Gok Beril, Sciubba Daniel M, McLoughlin Gregory S, McGirt Matthew, Ayhan Selim, Wolinsky Jean-Paul, Bydon Ali, Gokaslan Ziya L, Witham Timothy F
Department of Neurosurgery, Johns Hopkins University, Baltimore, Maryland 21287, USA.
Neurosurgery. 2008 Aug;63(2):292-8; discussion 298. doi: 10.1227/01.NEU.0000320441.86936.99.
The role of additional or revision surgery in patients with cervical spondylotic myelopathy (CSM) is challenging. Postoperative pseudoarthrosis, instability, hardware failure, and recurrent cervical stenosis are conditions that require detailed clinical and radiographic assessment to define the pathology and assess the need for surgical decompression and fusion. The purpose of this study is to assess the neurological outcome, radiological outcome, and complications of patients undergoing additional or revision surgery for CSM.
Between 2002 and 2006, 30 patients with CSM and postoperative pseudoarthrosis, instability, hardware failure, or recurrent stenosis underwent surgical decompression and stabilization. The specific procedure was selected according to each patient's medical condition, cervical sagittal alignment, and extent of stenosis. All patients underwent an anterior, posterior, or combined anterior and posterior decompression and instrumented fusion. The charts of these patients were reviewed to assess neurological and radiographic outcomes.
Twenty-five patients (83%) improved postoperatively as measured by the Nurick Myelopathy Scale over a mean follow-up period of 19 months (range, 2-64 mo). The overall complication rate was 27%, consisting of transient monoradiculopathy (7%), dysphagia (10%), and infection (7%). The incidence of nonunion during the follow-up period was 3%.
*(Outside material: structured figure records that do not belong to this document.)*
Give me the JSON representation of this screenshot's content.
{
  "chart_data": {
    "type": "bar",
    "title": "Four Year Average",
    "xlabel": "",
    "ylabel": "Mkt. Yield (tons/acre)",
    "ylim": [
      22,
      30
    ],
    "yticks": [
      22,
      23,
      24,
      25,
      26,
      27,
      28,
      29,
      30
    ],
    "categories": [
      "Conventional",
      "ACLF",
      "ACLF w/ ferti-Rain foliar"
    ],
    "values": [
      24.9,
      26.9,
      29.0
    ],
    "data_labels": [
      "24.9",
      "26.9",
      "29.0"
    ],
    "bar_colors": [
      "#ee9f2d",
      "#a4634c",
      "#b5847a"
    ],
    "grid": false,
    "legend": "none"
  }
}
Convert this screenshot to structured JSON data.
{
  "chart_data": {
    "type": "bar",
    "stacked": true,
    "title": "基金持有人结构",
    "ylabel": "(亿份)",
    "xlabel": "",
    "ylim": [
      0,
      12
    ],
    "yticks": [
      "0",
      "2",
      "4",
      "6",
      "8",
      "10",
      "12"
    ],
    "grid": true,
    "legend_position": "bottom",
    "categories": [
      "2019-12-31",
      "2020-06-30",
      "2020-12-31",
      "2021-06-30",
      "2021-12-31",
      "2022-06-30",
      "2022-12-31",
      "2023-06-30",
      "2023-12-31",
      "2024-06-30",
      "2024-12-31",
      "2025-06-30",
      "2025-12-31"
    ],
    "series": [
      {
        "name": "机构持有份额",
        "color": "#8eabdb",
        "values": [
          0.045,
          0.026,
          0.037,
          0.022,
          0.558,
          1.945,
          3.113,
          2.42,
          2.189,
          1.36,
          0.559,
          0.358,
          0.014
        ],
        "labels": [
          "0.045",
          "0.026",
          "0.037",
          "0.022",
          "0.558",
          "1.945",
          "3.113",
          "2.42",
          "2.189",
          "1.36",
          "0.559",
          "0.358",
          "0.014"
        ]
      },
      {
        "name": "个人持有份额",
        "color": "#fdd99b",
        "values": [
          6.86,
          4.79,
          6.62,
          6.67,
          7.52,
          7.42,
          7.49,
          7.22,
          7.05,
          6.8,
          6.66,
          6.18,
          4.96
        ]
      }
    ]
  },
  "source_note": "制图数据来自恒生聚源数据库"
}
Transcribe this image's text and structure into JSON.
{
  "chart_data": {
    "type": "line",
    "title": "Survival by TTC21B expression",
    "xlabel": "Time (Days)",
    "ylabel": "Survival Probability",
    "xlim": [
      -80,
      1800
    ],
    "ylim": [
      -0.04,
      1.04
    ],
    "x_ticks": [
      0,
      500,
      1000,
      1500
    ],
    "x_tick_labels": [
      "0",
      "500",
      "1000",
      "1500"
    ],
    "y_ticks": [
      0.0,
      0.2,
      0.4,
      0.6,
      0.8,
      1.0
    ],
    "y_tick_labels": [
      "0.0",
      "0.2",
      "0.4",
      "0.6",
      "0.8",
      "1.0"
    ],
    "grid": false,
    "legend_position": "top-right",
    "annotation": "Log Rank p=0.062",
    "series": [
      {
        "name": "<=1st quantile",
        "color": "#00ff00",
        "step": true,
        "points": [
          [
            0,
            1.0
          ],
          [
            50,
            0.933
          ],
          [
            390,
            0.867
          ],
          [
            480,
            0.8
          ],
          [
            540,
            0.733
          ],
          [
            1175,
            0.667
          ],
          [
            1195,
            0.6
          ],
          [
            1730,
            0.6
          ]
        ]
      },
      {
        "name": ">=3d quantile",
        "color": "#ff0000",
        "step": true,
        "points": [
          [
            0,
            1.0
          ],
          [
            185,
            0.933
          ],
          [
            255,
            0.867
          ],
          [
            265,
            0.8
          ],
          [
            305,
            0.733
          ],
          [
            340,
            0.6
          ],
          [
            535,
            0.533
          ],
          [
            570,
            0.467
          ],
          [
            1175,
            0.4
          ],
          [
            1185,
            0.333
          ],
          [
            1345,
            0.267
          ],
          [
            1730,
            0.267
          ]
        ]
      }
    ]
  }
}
Although patients with CSM and postoperative pseudoarthrosis, instability, hardware failure, or junctional stenosis who require revision surgery may risk a substantial likelihood of surgical complications (25% in this series), a significant proportion of patients may experience improved neurological outcomes. In our experience, the cervical sagittal alignment and the extent of stenosis are critical factors to consider when selecting the eventual procedure.
对于脊髓型颈椎病(CSM)患者,进行二次手术或翻修手术具有挑战性。术后假关节形成、不稳定、内固定失败以及颈椎管狭窄复发等情况,需要详细的临床和影像学评估来明确病理状况,并评估手术减压和融合的必要性。本研究的目的是评估接受CSM二次手术或翻修手术患者的神经功能结局、影像学结局及并发症。
2002年至2006年间,30例患有CSM且存在术后假关节形成、不稳定、内固定失败或狭窄复发的患者接受了手术减压和稳定治疗。根据每位患者的病情、颈椎矢状位对线情况以及狭窄程度选择具体手术方式。所有患者均接受了前路、后路或前后联合减压及内固定融合手术。对这些患者的病历进行回顾,以评估神经功能和影像学结局。
根据Nurick脊髓病量表评估,25例患者(83%)术后改善,平均随访期为19个月(范围2 - 64个月)。总体并发症发生率为27%,包括短暂性单神经根病(7%)、吞咽困难(10%)和感染(7%)。随访期间不愈合发生率为3%。
尽管需要翻修手术的CSM患者,以及术后存在假关节形成、不稳定、内固定失败或节段性狭窄的患者,手术并发症风险可能较高(本系列中为25%),但仍有相当一部分患者神经功能结局会得到改善。根据我们的经验,选择最终手术方式时,颈椎矢状位对线情况和狭窄程度是关键考虑因素。